Abgesehen von der DNA-Analyse bekommt man auf Wunsch auch Informationen über den Stammbaum. Der Anbieter für Ahnenforschung greift dafür auf mehr als 500 Millionen deutschsprachige historische Dokumente zurück. Insbesondere die in Zusammenarbeit mit der Deutschen Nationalbibliothek digitalisierten Adressbücher umfassen mehr als 95 Millionen Einträge über den Wohnort von Menschen in Deutschland zwischen 1815 und 1974.

Anhand von Geburts-, Sterbe- und Heiratsurkunden, Passagier-/ Ein- und Auswanderungslisten, Kirchenbüchern, Verlustlisten und Militärregistern sowie historischen Telefon- und Adressbüchern können die Ahnenforscher ermitteln, von wann bis wann ein Familienmitglied wo gelebt hat, und das gibt Aufschluss darüber, ob die eigenen Vorfahren viel umgezogen sind oder sesshaft waren.

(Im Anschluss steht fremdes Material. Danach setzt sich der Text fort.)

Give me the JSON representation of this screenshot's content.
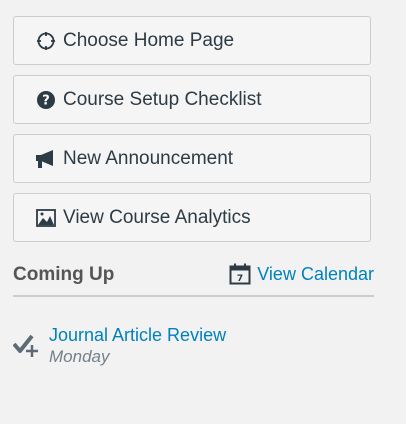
{
  "actions": [
    {
      "label": "Choose Home Page",
      "icon": "target-icon"
    },
    {
      "label": "Course Setup Checklist",
      "icon": "question-circle-icon"
    },
    {
      "label": "New Announcement",
      "icon": "megaphone-icon"
    },
    {
      "label": "View Course Analytics",
      "icon": "image-chart-icon"
    }
  ],
  "coming_up": {
    "title": "Coming Up",
    "view_calendar_label": "View Calendar",
    "calendar_icon_day": "7",
    "events": [
      {
        "title": "Journal Article Review",
        "date": "Monday",
        "icon": "assignment-icon"
      }
    ]
  },
  "colors": {
    "link": "#0081bd",
    "text": "#2d3b45",
    "border": "#c7cdd1",
    "muted": "#73818c"
  }
}
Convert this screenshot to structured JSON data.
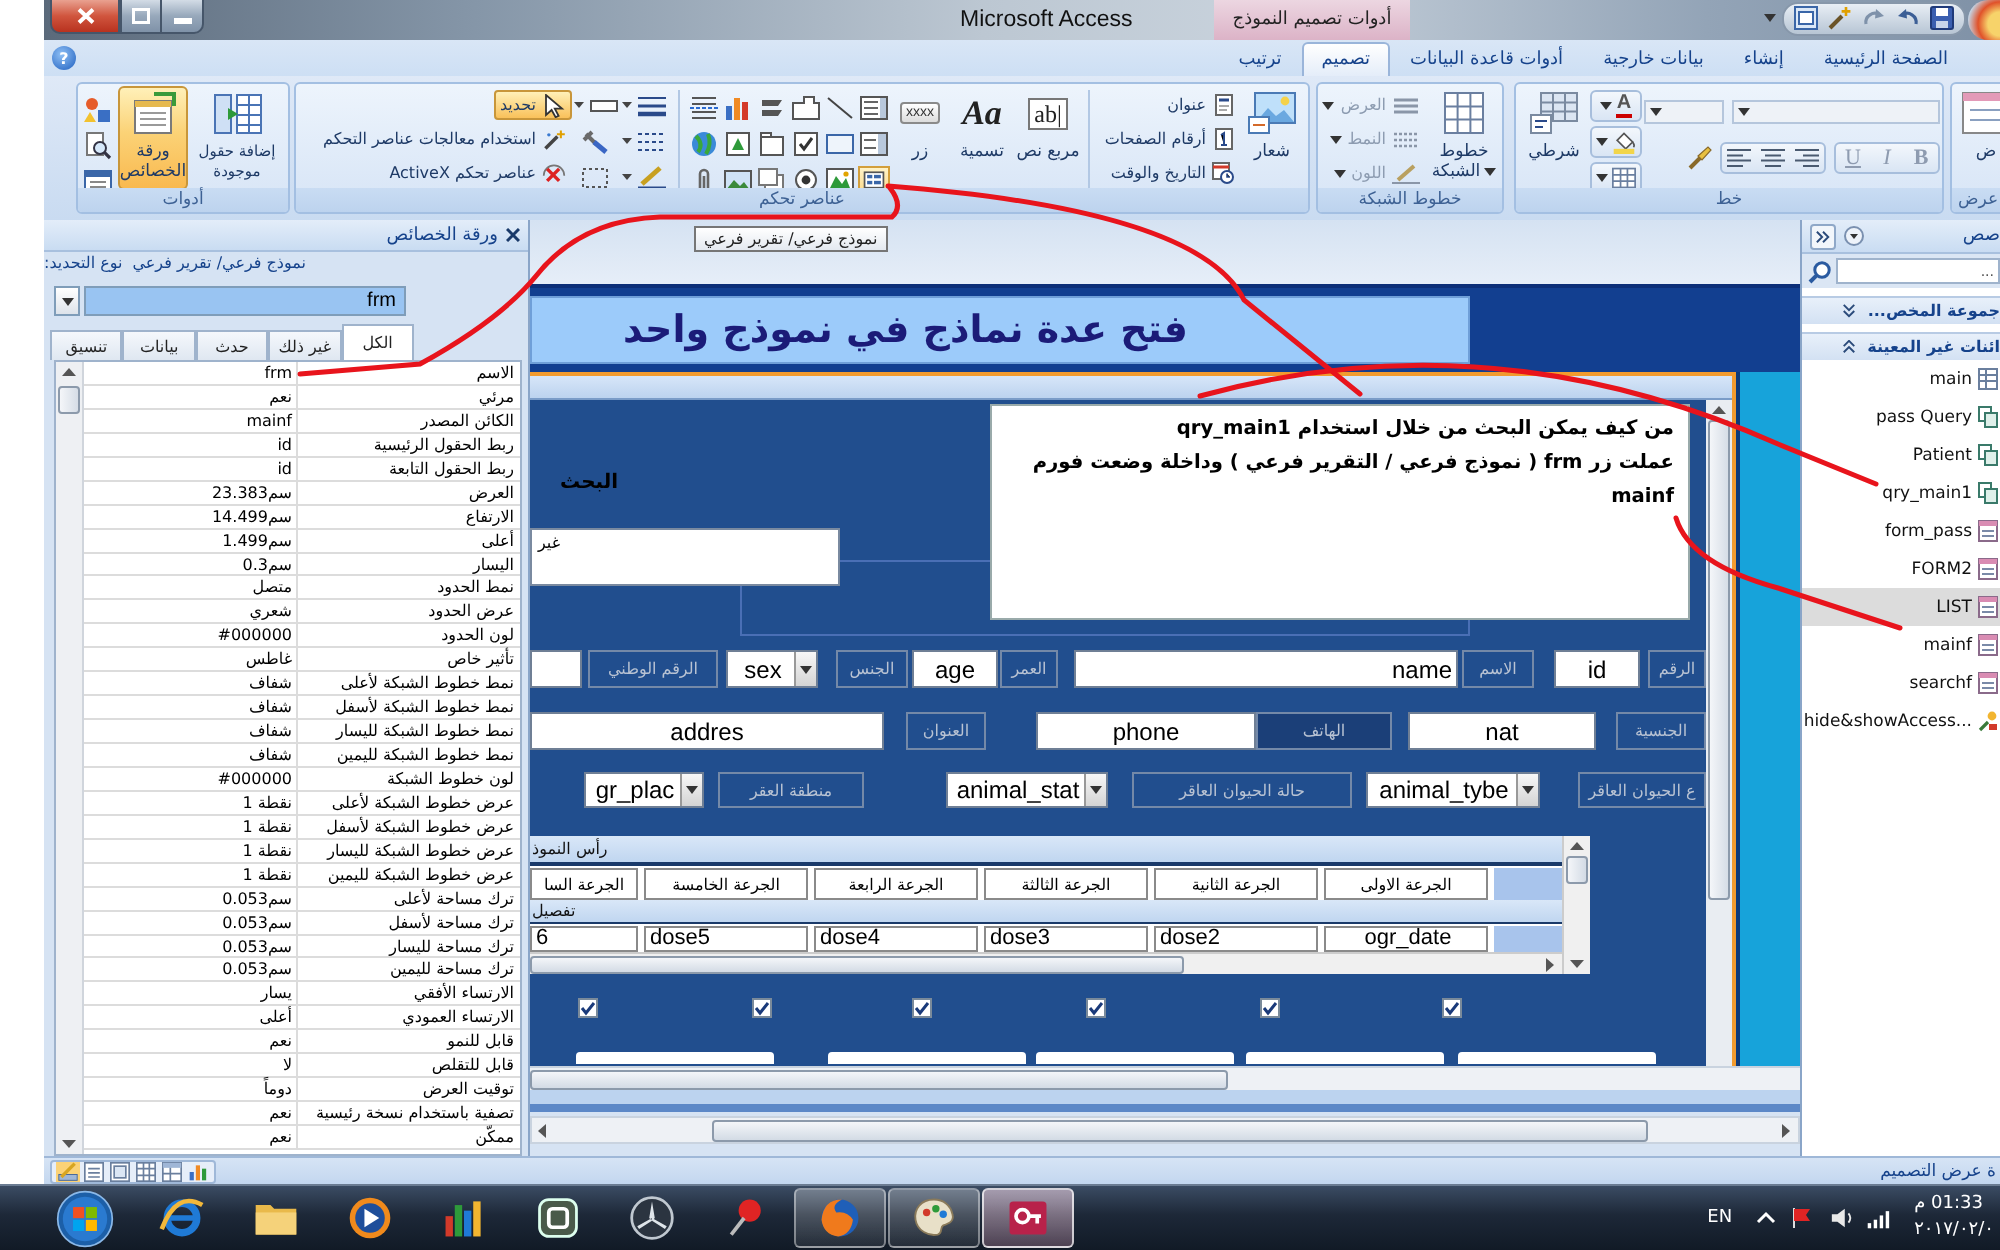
{
  "window": {
    "title": "Microsoft Access",
    "context_title": "أدوات تصميم النموذج",
    "help": "?"
  },
  "ribbon_tabs": [
    {
      "label": "الصفحة الرئيسية",
      "selected": false
    },
    {
      "label": "إنشاء",
      "selected": false
    },
    {
      "label": "بيانات خارجية",
      "selected": false
    },
    {
      "label": "أدوات قاعدة البيانات",
      "selected": false
    },
    {
      "label": "تصميم",
      "selected": true
    },
    {
      "label": "ترتيب",
      "selected": false
    }
  ],
  "ribbon": {
    "view": {
      "label": "عرض",
      "button": "ض"
    },
    "font": {
      "label": "خط",
      "conditional": "شرطي",
      "font_color": "A",
      "format": [
        {
          "label": "B",
          "disabled": true
        },
        {
          "label": "I",
          "disabled": true
        },
        {
          "label": "U",
          "disabled": true
        }
      ]
    },
    "gridlines": {
      "label": "خطوط الشبكة",
      "button": "خطوط الشبكة",
      "options": [
        {
          "label": "العرض",
          "disabled": true
        },
        {
          "label": "النمط",
          "disabled": true
        },
        {
          "label": "اللون",
          "disabled": true
        }
      ]
    },
    "controls": {
      "label": "عناصر تحكم",
      "logo": "شعار",
      "header_items": [
        "عنوان",
        "أرقام الصفحات",
        "التاريخ والوقت"
      ],
      "text_box": {
        "label": "مربع نص",
        "sample": "ab|"
      },
      "label_tool": {
        "label": "تسمية",
        "sample": "Aa"
      },
      "button_tool": {
        "label": "زر",
        "sample": "xxxx"
      },
      "select": {
        "label": "تحديد",
        "selected": true
      },
      "wizards": "استخدام معالجات عناصر التحكم",
      "activex": "عناصر تحكم ActiveX",
      "subform_tool": {
        "highlighted": true
      }
    },
    "tools": {
      "label": "أدوات",
      "add_fields": "إضافة حقول موجودة",
      "property_sheet": {
        "label": "ورقة الخصائص",
        "selected": true
      }
    }
  },
  "tooltip": "نموذج فرعي/ تقرير فرعي",
  "property_sheet": {
    "title": "ورقة الخصائص",
    "selection_type_label": "نوع التحديد:",
    "selection_type": "نموذج فرعي/ تقرير فرعي",
    "object": "frm",
    "tabs": [
      {
        "label": "الكل",
        "selected": true
      },
      {
        "label": "غير ذلك",
        "selected": false
      },
      {
        "label": "حدث",
        "selected": false
      },
      {
        "label": "بيانات",
        "selected": false
      },
      {
        "label": "تنسيق",
        "selected": false
      }
    ],
    "rows": [
      {
        "name": "الاسم",
        "value": "frm"
      },
      {
        "name": "مرئي",
        "value": "نعم"
      },
      {
        "name": "الكائن المصدر",
        "value": "mainf"
      },
      {
        "name": "ربط الحقول الرئيسية",
        "value": "id"
      },
      {
        "name": "ربط الحقول التابعة",
        "value": "id"
      },
      {
        "name": "العرض",
        "value": "23.383سم"
      },
      {
        "name": "الارتفاع",
        "value": "14.499سم"
      },
      {
        "name": "أعلى",
        "value": "1.499سم"
      },
      {
        "name": "اليسار",
        "value": "0.3سم"
      },
      {
        "name": "نمط الحدود",
        "value": "متصل"
      },
      {
        "name": "عرض الحدود",
        "value": "شعري"
      },
      {
        "name": "لون الحدود",
        "value": "#000000"
      },
      {
        "name": "تأثير خاص",
        "value": "غاطس"
      },
      {
        "name": "نمط خطوط الشبكة لأعلى",
        "value": "شفاف"
      },
      {
        "name": "نمط خطوط الشبكة لأسفل",
        "value": "شفاف"
      },
      {
        "name": "نمط خطوط الشبكة لليسار",
        "value": "شفاف"
      },
      {
        "name": "نمط خطوط الشبكة لليمين",
        "value": "شفاف"
      },
      {
        "name": "لون خطوط الشبكة",
        "value": "#000000"
      },
      {
        "name": "عرض خطوط الشبكة لأعلى",
        "value": "1 نقطة"
      },
      {
        "name": "عرض خطوط الشبكة لأسفل",
        "value": "1 نقطة"
      },
      {
        "name": "عرض خطوط الشبكة لليسار",
        "value": "1 نقطة"
      },
      {
        "name": "عرض خطوط الشبكة لليمين",
        "value": "1 نقطة"
      },
      {
        "name": "ترك مساحة لأعلى",
        "value": "0.053سم"
      },
      {
        "name": "ترك مساحة لأسفل",
        "value": "0.053سم"
      },
      {
        "name": "ترك مساحة لليسار",
        "value": "0.053سم"
      },
      {
        "name": "ترك مساحة لليمين",
        "value": "0.053سم"
      },
      {
        "name": "الارتساء الأفقي",
        "value": "يسار"
      },
      {
        "name": "الارتساء العمودي",
        "value": "أعلى"
      },
      {
        "name": "قابل للنمو",
        "value": "نعم"
      },
      {
        "name": "قابل للتقلص",
        "value": "لا"
      },
      {
        "name": "توقيت العرض",
        "value": "دوماً"
      },
      {
        "name": "تصفية باستخدام نسخة رئيسية",
        "value": "نعم"
      },
      {
        "name": "ممكّن",
        "value": "نعم"
      }
    ]
  },
  "form": {
    "title": "فتح عدة نماذج في نموذج واحد",
    "search_label": "البحث",
    "search_box": "غير",
    "note_lines": [
      "من كيف يمكن البحث من خلال استخدام qry_main1",
      "عملت زر frm ( نموذج فرعي / التقرير فرعي ) وداخلة وضعت فورم",
      "mainf"
    ],
    "control_rows": [
      [
        {
          "kind": "label",
          "text": "الرقم"
        },
        {
          "kind": "textbox",
          "text": "id"
        },
        {
          "kind": "label",
          "text": "الاسم"
        },
        {
          "kind": "textbox",
          "text": "name"
        },
        {
          "kind": "label",
          "text": "العمر"
        },
        {
          "kind": "textbox",
          "text": "age"
        },
        {
          "kind": "label",
          "text": "الجنس"
        },
        {
          "kind": "combo",
          "text": "sex"
        },
        {
          "kind": "label",
          "text": "الرقم الوطني"
        },
        {
          "kind": "textbox"
        }
      ],
      [
        {
          "kind": "label",
          "text": "الجنسية"
        },
        {
          "kind": "textbox",
          "text": "nat"
        },
        {
          "kind": "label",
          "text": "الهاتف"
        },
        {
          "kind": "textbox",
          "text": "phone"
        },
        {
          "kind": "label",
          "text": "العنوان"
        },
        {
          "kind": "textbox",
          "text": "addres"
        }
      ],
      [
        {
          "kind": "label",
          "text": "ع الحيوان العاقر"
        },
        {
          "kind": "combo",
          "text": "animal_tybe"
        },
        {
          "kind": "label",
          "text": "حالة الحيوان العاقر"
        },
        {
          "kind": "combo",
          "text": "animal_stat"
        },
        {
          "kind": "label",
          "text": "منطقة العقر"
        },
        {
          "kind": "combo",
          "text": "gr_plac"
        }
      ]
    ],
    "subform": {
      "header_bar": "رأس النموذ",
      "detail_bar": "تفصيل",
      "columns": [
        "الجرعة الاولى",
        "الجرعة الثانية",
        "الجرعة الثالثة",
        "الجرعة الرابعة",
        "الجرعة الخامسة",
        "الجرعة السا"
      ],
      "fields": [
        "ogr_date",
        "dose2",
        "dose3",
        "dose4",
        "dose5",
        "6"
      ]
    },
    "checkboxes": [
      {
        "checked": true
      },
      {
        "checked": true
      },
      {
        "checked": true
      },
      {
        "checked": true
      },
      {
        "checked": true
      },
      {
        "checked": true
      }
    ]
  },
  "nav_pane": {
    "title": "صص",
    "search_placeholder": "...",
    "groups": [
      {
        "label": "جموعة المخص...",
        "expanded": false
      },
      {
        "label": "ائنات غير المعينة",
        "expanded": true,
        "items": [
          {
            "name": "main",
            "kind": "table",
            "selected": false
          },
          {
            "name": "pass Query",
            "kind": "query",
            "selected": false
          },
          {
            "name": "Patient",
            "kind": "query",
            "selected": false
          },
          {
            "name": "qry_main1",
            "kind": "query",
            "selected": false
          },
          {
            "name": "form_pass",
            "kind": "form",
            "selected": false
          },
          {
            "name": "FORM2",
            "kind": "form",
            "selected": false
          },
          {
            "name": "LIST",
            "kind": "form",
            "selected": true
          },
          {
            "name": "mainf",
            "kind": "form",
            "selected": false
          },
          {
            "name": "searchf",
            "kind": "form",
            "selected": false
          },
          {
            "name": "hide&showAccess...",
            "kind": "macro",
            "selected": false
          }
        ]
      }
    ]
  },
  "status_bar": {
    "text": "ة عرض التصميم",
    "views": [
      {
        "selected": true
      },
      {
        "selected": false
      },
      {
        "selected": false
      },
      {
        "selected": false
      },
      {
        "selected": false
      },
      {
        "selected": false
      }
    ]
  },
  "taskbar": {
    "apps": [
      {
        "running": false,
        "active": false
      },
      {
        "running": false,
        "active": false
      },
      {
        "running": false,
        "active": false
      },
      {
        "running": false,
        "active": false
      },
      {
        "running": false,
        "active": false
      },
      {
        "running": false,
        "active": false
      },
      {
        "running": false,
        "active": false
      },
      {
        "running": true,
        "active": false
      },
      {
        "running": true,
        "active": false
      },
      {
        "running": true,
        "active": true
      }
    ],
    "language": "EN",
    "time": "01:33 م",
    "date": "٢٠١٧/٠٢/٠"
  }
}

Alexandra Rudhart rät: „Sprechen Sie mit Ihren Angehörigen. Das schafft Nähe, Wertschätzung und ist eine Bereicherung.“ Und je mehr Daten man von seinen Verwandten hat, desto mehr finden Genealogen auch heraus. Dann kann auch mal Ungewöhnliches dabei sein, und die Forscher stoßen auf uneheliche Kinder, auf Vielehe oder andere Familiengeheimnisse.

Genanalysen sind nicht unumstritten

Ancestry verspricht, dass die Daten, der DNA-Test und die Ergebnisse nicht an Dritte weitergegeben werden und die DNA-Probe und die Ergebnisse des Tests ohne Identifikationsmerkmale aufbewahrt werden. Die Ergebnisse seien in einer verschlüsselten Datenbank gespeichert. Es sei möglich, seine Daten zu löschen und die Speichelprobe zu vernichten.

Dennoch sind solche Genanalysen nicht unumstritten. „Bei genetischen Daten handelt es sich um äußerst sensible personenbezogene Daten. Bei der Verarbeitung solch besonders schutzbedürftiger Daten muss eine fundierte Rechtsgrundlage vorliegen. Außerdem sind hier hohe Maßstäbe an die Sicherheit der Verarbeitung anzulegen. Jeder, der die Dienste in Anspruch nimmt, sollte sich die Datenschutzerklärung sehr genau durchlesen und schauen, welche Einverständniserklärung er unterschreibt. Es sollte jeder kritisch hinterfragen, welche persönlichen Angaben er von sich preisgeben möchte“, sagt Martin Schemm vom Hamburger Datenschutz.

Mehr zum Thema:

Die DNA-Analyse, sagt Andrea Bentschneider, Ahnenforscherin von Beyond History aus Lokstedt, bringe vor allem dann etwas, wenn man eine Fragestellung hat. „Dann kann man sich einen entsprechenden Anbieter aussuchen.“ Sie selbst hat eine genauere DNA-Analyse bei einem anderen Anbieter machen lassen, um mehr über ihren unehelich geborenen Urgroßvater väterlicherseits herausfinden zu können. Ergebnis: „Meine Theorie ist, dass der Gutsherr mein Ururgroßvater war und ich von Blücher heißen müsste.“

Neben Ancestry (www.ancestry.de) gibt es weitere Anbieter wie www.myheritage.de. Bei Ancestry kostet der DNA-Test 69 Euro.